My writer’s life has started out much livlier in 2023 than last year. As of writing this on April 1, I’ve published three new stories:
- “The Earth, Measured” — Cease, Cows
- “The Times I Traded Time With the Crows” — Atlas and Alice
- “Feeding the Oscars” — trampset
And I have new stories, ones I’m really happy with, coming in Story, Pidgeonholes, and (as of yesterday!) The Journal.
All things point to some linear progression—a greater volume of publications must mean I’m on the right track, right? Especially if they’re among my favorite work, the most me, without compromises for what people might find “readable”?
But there’s still an enormous weight of doubt.
Will I ever write a book anyone would like to read? Will an agent ever see the potential in said took? Will I ever take any step toward being a more “professional” writer?
My response to that doubt has been ambition.
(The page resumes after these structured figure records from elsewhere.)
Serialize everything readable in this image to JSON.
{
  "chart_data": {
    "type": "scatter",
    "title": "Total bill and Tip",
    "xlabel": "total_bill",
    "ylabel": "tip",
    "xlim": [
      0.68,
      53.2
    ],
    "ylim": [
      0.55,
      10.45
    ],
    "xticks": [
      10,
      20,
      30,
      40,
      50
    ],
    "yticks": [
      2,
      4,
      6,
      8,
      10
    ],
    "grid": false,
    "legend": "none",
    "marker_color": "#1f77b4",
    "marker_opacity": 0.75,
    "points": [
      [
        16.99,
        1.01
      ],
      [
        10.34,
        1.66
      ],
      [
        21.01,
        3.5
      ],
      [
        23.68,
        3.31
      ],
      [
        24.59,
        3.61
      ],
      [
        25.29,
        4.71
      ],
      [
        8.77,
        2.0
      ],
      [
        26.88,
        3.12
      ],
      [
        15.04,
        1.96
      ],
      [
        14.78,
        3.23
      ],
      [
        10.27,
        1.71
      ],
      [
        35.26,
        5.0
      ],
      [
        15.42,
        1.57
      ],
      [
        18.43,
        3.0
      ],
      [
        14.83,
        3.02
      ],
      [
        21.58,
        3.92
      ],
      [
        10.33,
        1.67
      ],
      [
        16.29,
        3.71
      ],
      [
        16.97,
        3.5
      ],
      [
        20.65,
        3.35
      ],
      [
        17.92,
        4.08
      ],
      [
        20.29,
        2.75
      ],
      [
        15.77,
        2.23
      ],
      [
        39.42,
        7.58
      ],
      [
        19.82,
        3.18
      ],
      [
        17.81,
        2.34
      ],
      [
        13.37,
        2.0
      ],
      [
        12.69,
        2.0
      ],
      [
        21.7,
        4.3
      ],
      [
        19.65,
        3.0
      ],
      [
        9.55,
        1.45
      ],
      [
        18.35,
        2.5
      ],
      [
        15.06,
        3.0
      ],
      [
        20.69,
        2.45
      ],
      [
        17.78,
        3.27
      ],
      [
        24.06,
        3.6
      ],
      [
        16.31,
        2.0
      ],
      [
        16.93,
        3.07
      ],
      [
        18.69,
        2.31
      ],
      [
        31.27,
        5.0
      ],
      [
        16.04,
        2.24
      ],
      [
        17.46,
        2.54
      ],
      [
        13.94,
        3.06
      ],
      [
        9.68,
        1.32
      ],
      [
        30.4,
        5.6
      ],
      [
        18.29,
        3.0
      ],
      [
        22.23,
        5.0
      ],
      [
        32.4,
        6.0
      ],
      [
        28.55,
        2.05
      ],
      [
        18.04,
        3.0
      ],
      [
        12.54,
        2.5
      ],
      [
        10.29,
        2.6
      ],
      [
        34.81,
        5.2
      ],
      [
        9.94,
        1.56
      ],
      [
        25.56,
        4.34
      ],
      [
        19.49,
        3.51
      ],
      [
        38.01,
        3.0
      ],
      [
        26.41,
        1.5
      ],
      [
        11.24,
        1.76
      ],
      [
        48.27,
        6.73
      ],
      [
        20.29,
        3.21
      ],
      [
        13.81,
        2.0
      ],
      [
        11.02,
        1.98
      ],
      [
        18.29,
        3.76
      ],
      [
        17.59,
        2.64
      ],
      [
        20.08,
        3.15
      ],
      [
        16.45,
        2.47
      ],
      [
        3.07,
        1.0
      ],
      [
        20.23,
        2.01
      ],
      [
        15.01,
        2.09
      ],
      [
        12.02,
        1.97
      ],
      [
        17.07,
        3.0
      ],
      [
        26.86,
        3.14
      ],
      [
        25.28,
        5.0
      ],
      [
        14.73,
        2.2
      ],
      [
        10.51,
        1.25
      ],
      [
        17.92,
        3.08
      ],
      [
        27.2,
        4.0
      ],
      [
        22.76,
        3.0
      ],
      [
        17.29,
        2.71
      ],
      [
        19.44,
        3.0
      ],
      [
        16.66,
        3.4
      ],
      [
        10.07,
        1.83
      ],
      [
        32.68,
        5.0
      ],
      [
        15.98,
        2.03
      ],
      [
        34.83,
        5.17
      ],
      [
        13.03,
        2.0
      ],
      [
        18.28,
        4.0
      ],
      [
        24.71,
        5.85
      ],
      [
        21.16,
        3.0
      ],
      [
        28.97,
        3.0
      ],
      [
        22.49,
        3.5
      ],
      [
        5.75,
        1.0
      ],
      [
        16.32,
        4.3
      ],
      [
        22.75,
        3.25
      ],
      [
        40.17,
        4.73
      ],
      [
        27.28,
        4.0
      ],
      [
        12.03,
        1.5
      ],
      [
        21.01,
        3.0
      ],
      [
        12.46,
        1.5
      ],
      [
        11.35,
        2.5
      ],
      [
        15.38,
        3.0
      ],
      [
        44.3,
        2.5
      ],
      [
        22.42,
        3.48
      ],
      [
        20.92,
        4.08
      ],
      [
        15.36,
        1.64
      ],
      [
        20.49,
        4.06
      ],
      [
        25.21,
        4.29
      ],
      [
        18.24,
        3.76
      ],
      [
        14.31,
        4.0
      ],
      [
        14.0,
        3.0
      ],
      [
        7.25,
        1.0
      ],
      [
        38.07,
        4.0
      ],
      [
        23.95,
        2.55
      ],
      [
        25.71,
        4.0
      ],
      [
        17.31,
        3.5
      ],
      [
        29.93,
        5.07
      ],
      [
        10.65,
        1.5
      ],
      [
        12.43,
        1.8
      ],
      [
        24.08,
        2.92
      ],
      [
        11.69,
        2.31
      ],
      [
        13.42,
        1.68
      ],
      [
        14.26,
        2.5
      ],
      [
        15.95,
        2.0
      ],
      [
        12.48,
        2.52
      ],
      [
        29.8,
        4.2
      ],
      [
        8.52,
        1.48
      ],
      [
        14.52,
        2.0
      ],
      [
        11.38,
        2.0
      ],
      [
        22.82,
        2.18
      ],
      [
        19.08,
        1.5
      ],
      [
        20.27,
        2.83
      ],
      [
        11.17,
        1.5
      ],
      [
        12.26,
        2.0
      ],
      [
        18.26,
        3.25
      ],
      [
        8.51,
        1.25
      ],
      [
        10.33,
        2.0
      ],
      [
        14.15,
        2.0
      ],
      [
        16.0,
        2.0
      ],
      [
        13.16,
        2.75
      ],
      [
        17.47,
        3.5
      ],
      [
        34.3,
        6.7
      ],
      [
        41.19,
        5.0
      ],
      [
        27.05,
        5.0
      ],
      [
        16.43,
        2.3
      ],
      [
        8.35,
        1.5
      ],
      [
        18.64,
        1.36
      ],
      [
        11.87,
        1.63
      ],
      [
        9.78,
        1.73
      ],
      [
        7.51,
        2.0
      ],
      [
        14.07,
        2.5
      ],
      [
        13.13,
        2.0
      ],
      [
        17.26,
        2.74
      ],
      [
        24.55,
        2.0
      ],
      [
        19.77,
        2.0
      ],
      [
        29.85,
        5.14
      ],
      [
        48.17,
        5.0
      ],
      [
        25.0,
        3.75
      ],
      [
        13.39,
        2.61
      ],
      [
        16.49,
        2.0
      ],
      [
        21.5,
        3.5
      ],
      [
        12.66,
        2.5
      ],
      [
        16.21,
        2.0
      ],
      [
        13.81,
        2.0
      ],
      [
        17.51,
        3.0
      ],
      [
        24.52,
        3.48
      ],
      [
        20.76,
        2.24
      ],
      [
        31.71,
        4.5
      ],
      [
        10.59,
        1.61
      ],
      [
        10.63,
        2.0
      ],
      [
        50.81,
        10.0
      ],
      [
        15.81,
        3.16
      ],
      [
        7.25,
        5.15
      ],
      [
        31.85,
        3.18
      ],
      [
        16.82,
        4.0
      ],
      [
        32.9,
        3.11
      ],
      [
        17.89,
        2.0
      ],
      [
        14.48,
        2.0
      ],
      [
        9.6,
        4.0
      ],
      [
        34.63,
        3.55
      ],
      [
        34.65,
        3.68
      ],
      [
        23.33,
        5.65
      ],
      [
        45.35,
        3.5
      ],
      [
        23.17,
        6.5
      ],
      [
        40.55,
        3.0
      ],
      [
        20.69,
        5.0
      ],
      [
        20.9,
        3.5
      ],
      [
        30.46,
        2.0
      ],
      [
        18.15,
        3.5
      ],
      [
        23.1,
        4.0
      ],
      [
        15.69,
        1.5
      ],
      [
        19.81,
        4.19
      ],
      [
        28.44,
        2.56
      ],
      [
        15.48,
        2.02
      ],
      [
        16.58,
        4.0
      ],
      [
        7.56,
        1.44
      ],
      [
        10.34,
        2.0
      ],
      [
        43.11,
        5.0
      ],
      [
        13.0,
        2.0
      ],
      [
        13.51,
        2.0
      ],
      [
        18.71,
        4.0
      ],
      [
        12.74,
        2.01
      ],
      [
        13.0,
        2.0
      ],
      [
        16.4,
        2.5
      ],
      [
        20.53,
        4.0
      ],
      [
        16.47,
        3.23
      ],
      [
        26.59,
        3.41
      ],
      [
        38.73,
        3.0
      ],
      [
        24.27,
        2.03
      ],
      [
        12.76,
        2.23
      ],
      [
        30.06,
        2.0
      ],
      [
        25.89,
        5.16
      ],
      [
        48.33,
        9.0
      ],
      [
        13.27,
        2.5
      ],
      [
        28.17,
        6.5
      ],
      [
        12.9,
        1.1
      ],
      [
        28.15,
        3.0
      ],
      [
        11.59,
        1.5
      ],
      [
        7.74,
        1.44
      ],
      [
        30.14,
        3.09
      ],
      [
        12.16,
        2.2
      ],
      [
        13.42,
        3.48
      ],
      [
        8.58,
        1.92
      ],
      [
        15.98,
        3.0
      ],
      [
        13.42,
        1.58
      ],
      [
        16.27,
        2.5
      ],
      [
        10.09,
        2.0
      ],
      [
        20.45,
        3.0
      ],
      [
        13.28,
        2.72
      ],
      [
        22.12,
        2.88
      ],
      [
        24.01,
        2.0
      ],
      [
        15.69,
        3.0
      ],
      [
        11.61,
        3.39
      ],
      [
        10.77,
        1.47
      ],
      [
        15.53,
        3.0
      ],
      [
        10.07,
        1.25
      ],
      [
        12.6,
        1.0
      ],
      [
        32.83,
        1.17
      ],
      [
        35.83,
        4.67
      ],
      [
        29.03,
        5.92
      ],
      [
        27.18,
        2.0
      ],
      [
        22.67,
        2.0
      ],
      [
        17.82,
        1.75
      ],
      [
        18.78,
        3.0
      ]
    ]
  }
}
Trying harder, submitting stories and a story collection more widely, querying more agents, being more present and active on Twitter, engaging more with various online communities.
Last month, I burned myself out completely. It’s not just the amount of work I did—it’s hard to stay ambitious when the professional publishing world gives you mostly silence in return.
Last weekend, after being inspired by Melissa Llanes Brownlee, I took a break from all writing-related work. No new words, no submissions, no query research. It was truly lovely, and at the time, I told myself: This should be the new normal. Leave the weekend for life! But here we are, on April 1st, a Saturday, looking up submission windows and trying to figure out which pieces I can finish to meet this deadline or that.
I don’t know to care this much and turn it off that easily.